Just imagine the uproar in your community once the papers found out that a witness was ignored so the cops could leisurely ask permission to interview a violent rapist-murderer. That's stupid. And anyone claiming that the Perugia police did the wrong thing by believing Amanda is either not thinking clearly or just plain lying about their position.
 
'Possibly'. Only Amanda didn't seem to know his surname anyway (why would she?). In her statements she refers to him only as 'Patrick'.
She might know his surname because he was her boss and the owner of the bar in which she worked. It is likely she knew his name. Moreover, the police didn't set off to arrest some guy named Patrick. They went after a guy named Patrick Lumumba.
 
The expert disputing those results had better be a good one.
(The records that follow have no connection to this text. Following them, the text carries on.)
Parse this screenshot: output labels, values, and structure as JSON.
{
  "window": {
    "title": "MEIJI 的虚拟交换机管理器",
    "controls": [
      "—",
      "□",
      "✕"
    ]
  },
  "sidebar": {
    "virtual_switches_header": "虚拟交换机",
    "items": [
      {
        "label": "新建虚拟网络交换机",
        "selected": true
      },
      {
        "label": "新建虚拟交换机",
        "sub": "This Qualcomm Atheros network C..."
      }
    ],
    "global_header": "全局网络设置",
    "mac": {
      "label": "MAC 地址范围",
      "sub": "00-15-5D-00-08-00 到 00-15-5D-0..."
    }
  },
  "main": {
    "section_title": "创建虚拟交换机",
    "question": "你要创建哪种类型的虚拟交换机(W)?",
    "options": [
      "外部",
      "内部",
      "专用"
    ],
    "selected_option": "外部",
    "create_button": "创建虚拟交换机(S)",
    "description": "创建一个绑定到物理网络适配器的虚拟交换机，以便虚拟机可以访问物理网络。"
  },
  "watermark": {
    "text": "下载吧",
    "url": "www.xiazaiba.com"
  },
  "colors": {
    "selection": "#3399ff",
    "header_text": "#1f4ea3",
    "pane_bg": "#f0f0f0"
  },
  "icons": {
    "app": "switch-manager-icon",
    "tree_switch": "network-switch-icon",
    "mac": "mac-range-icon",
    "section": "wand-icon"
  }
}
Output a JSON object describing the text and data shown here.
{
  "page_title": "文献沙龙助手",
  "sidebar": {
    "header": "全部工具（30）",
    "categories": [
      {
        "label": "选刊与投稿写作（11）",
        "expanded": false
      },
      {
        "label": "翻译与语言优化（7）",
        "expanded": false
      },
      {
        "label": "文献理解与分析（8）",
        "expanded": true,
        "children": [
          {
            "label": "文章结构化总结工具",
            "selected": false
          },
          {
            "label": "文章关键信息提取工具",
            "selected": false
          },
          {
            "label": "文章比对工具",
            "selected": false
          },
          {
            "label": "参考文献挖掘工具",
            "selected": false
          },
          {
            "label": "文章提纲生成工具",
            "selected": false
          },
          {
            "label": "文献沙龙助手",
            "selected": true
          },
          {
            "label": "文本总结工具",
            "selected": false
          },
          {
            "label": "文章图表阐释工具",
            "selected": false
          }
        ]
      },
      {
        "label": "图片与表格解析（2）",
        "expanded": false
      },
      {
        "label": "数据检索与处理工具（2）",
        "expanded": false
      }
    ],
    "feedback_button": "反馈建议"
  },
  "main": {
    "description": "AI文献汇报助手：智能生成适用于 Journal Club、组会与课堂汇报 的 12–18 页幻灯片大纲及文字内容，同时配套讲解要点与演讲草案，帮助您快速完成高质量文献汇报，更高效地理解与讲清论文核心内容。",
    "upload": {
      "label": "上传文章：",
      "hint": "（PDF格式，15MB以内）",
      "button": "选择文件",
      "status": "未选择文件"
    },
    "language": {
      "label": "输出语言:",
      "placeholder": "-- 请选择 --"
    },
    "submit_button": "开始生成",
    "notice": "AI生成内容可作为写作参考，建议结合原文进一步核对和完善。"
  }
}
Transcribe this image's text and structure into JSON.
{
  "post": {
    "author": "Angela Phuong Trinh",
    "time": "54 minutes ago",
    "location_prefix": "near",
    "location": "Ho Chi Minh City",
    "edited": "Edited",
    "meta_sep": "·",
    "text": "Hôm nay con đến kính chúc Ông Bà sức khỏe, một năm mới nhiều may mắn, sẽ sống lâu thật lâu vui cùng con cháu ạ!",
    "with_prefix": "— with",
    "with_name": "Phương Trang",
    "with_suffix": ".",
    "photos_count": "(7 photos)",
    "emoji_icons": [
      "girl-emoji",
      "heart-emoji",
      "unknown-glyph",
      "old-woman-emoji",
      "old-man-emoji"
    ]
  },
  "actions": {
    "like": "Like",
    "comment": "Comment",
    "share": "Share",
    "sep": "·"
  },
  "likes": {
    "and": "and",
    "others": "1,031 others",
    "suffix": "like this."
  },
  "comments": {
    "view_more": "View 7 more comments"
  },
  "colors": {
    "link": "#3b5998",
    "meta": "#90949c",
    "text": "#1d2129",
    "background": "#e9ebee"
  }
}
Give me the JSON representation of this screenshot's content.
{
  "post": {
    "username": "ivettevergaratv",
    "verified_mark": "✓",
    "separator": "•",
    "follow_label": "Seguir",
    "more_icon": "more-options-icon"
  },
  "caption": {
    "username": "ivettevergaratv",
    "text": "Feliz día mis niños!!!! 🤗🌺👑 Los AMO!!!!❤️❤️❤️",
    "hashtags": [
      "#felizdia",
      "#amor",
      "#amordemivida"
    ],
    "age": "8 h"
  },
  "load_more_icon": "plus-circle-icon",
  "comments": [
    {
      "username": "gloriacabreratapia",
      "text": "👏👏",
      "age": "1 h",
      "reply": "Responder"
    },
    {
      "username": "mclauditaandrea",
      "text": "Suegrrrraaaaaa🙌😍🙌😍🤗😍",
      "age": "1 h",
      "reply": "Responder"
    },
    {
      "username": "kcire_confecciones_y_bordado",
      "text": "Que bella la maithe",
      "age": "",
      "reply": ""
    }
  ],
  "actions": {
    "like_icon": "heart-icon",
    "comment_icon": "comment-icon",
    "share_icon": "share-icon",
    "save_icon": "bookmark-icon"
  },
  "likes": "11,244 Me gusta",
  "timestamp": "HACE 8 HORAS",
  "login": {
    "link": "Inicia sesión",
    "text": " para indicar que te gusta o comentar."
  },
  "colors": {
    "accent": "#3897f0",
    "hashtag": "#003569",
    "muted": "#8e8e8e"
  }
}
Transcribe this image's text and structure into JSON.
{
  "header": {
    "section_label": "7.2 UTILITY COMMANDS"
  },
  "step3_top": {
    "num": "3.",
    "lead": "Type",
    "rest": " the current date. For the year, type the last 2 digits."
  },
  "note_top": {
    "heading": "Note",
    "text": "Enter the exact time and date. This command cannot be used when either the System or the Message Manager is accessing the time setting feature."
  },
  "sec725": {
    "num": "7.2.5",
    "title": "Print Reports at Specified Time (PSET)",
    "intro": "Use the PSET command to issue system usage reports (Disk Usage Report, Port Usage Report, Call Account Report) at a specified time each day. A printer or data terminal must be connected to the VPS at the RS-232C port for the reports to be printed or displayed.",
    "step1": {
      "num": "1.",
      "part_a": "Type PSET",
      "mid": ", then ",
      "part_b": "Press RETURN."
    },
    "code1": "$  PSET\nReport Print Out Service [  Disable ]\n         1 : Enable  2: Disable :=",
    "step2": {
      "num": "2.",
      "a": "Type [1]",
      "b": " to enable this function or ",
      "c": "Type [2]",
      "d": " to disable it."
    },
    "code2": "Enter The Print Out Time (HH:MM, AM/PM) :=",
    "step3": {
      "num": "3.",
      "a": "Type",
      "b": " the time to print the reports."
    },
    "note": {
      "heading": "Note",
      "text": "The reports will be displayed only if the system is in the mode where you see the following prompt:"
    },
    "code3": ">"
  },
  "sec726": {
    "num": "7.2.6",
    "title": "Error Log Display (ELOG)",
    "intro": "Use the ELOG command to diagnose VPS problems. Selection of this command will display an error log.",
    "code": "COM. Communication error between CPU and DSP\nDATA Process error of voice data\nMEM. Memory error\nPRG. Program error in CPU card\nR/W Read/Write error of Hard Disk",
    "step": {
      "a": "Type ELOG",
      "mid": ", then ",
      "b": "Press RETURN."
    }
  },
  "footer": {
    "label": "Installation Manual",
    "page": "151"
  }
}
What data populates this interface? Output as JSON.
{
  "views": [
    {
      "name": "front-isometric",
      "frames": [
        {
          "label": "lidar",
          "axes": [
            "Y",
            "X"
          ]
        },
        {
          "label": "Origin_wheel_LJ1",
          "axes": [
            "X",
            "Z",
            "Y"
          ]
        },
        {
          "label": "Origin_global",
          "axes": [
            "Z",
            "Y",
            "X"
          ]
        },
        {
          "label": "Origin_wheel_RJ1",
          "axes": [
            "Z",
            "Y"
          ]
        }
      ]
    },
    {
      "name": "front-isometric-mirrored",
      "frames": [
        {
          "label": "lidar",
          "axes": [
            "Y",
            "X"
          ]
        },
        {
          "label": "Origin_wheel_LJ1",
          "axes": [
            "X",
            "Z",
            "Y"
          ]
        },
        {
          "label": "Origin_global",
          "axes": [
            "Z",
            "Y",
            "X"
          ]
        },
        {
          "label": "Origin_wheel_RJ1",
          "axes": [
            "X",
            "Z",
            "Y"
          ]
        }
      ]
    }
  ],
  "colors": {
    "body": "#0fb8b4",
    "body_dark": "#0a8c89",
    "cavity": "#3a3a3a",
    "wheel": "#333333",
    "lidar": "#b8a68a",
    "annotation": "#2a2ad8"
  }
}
They're called auditors and every system has them.

There appears to be a single legitimate objection to the DNA analysis used in this case and it is that the double-DNA knife was tested using an uncommon testing method. It's the only part where all those schooled in science that have read into it agree that the testing method should be published and peer-reviewed.

The contamination hypotheses won't work and never will without supporting documentation available through the administration of the labs. The missing files hypotheses won't work because there is no evidence the defence teams don't have all the data requested and required to do their examinations.

These things come down to "trust" not because the prosecution has a smoother delivery but because the defence has done nothing to support their objections.
 
She might know his surname because he was her boss and the owner of the bar in which she worked. It is likely she knew his name. Moreover, the police didn't set off to arrest some guy named Patrick. They went after a guy named Patrick Lumumba.

Perhaps she merely stated:

"Patrick, my boss, owner of Le Chic..."

Or something along those lines, not necessarily so explicitly. Anyway, it's not so hard for the Police to get from "Patrick, my boss" to "Patrick Lumumba, owner of Le Chic".